Violations of Clear and Substantial Public Policy
Finally, seasonal employees can be protected from a fire without notice if their firing was a clear violation of a substantial public policy. Courts evaluate public policy exceptions based on:
- Whether the rule or policy comes from clear and reliable sources, like state laws, the state constitution, or past court decisions.
- Whether the rule is meant to protect the public in general, not just the specific employer or employee involved.
- Whether there are other important rules or interests that outweigh this rule.
Examples of Public Policy Violations
Refusal to Commit Illegal Acts
The Utah Supreme Court, as a general proposition, stated that persons who are terminated from their employment because they refuse to engage in illegal activities that contravene the clear and substantial public policy of the state of Utah can be actionable against their employer. A basic example of this is if your employer fires you for refusing to put a hazardous or harmful item in a food product that the employer is selling to customers. As such an action would violate Utah Code Ann. § 4-5-401, an employee has a right to refuse to obey the command without fear of retaliation.
Exercising Legal Rights
Employees who get fired for exercising legal rights such as serving jury duty, taking family leave, medical leave, or whistleblowing are also considered violations of public policy. If you have reason to believe that your seasonal employer has fired you without notice for any of these reasons, you may be entitled to damages.

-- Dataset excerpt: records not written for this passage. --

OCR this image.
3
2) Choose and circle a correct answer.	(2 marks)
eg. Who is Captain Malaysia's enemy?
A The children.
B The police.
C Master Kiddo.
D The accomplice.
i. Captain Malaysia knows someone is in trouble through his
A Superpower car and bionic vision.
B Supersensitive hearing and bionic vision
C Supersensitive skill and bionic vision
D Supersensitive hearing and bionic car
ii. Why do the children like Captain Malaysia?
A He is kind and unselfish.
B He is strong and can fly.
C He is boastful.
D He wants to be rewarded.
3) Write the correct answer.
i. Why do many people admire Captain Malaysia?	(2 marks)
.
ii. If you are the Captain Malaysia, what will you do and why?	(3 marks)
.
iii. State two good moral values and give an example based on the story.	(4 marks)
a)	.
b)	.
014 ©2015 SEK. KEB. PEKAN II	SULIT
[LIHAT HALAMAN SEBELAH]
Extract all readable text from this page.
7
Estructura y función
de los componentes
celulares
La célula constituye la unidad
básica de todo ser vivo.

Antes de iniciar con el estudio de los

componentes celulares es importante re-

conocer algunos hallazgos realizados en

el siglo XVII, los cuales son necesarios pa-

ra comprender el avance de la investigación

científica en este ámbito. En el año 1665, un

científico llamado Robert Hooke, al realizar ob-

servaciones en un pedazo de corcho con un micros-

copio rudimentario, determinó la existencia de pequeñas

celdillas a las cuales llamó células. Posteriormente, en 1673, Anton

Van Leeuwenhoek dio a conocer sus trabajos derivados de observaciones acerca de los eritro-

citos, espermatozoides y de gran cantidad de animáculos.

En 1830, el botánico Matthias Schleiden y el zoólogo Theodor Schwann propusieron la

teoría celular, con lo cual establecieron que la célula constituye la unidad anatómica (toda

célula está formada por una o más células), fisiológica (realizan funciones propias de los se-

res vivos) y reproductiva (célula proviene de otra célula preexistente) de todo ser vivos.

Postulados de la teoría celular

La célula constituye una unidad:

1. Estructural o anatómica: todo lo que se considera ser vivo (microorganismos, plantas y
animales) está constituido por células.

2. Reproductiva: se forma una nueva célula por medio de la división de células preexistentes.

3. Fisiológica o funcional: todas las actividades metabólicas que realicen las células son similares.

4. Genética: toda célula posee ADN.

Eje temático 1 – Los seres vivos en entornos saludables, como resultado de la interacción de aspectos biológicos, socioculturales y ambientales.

Know Your Rights as a Seasonal Employee in Utah
Seasonal jobs are valuable opportunities for students and young professionals. These positions appear, and generally are, more replaceable than most full-time careers. Regardless, employers must ensure that they do not terminate their seasonal employees for unlawful reasons. Firing someone without notice may be legal under Utah’s at-will doctrine, but protections exist against discriminatory, retaliatory, or otherwise unlawful terminations.
Protect Your Rights if You Have Been Wrongfully Terminated
If you believe you were wrongfully terminated from your seasonal job, consult with an employment law attorney to understand your rights. At Christensen & Jensen, we help employees navigate these legal questions and protect their interests.
Citations:
- Ryan v. Dan’s Food Stores, Inc., 972 P.2d 395, 400 (Utah Sup.Ct. 1998).
- Id. (quoting Fox v. MCI Communications Corp., 931 P.2d 857, 859 (Utah 1997)) (emphasis added).
- Berube v. Fashion Centre, 771 P.2d 1033, 1044 (Utah Sup.Ct. 1989).
- Id.
- Ray v. Wal-Mart Stores, Inc., 2015 UT 83, ¶14-15, 359 P.3d 614 (Sup.Ct.).
- Pang v. Int’l Document Servs., 2015 UT 63, ¶27, 356 P.3d 1190 (Sup.Ct.).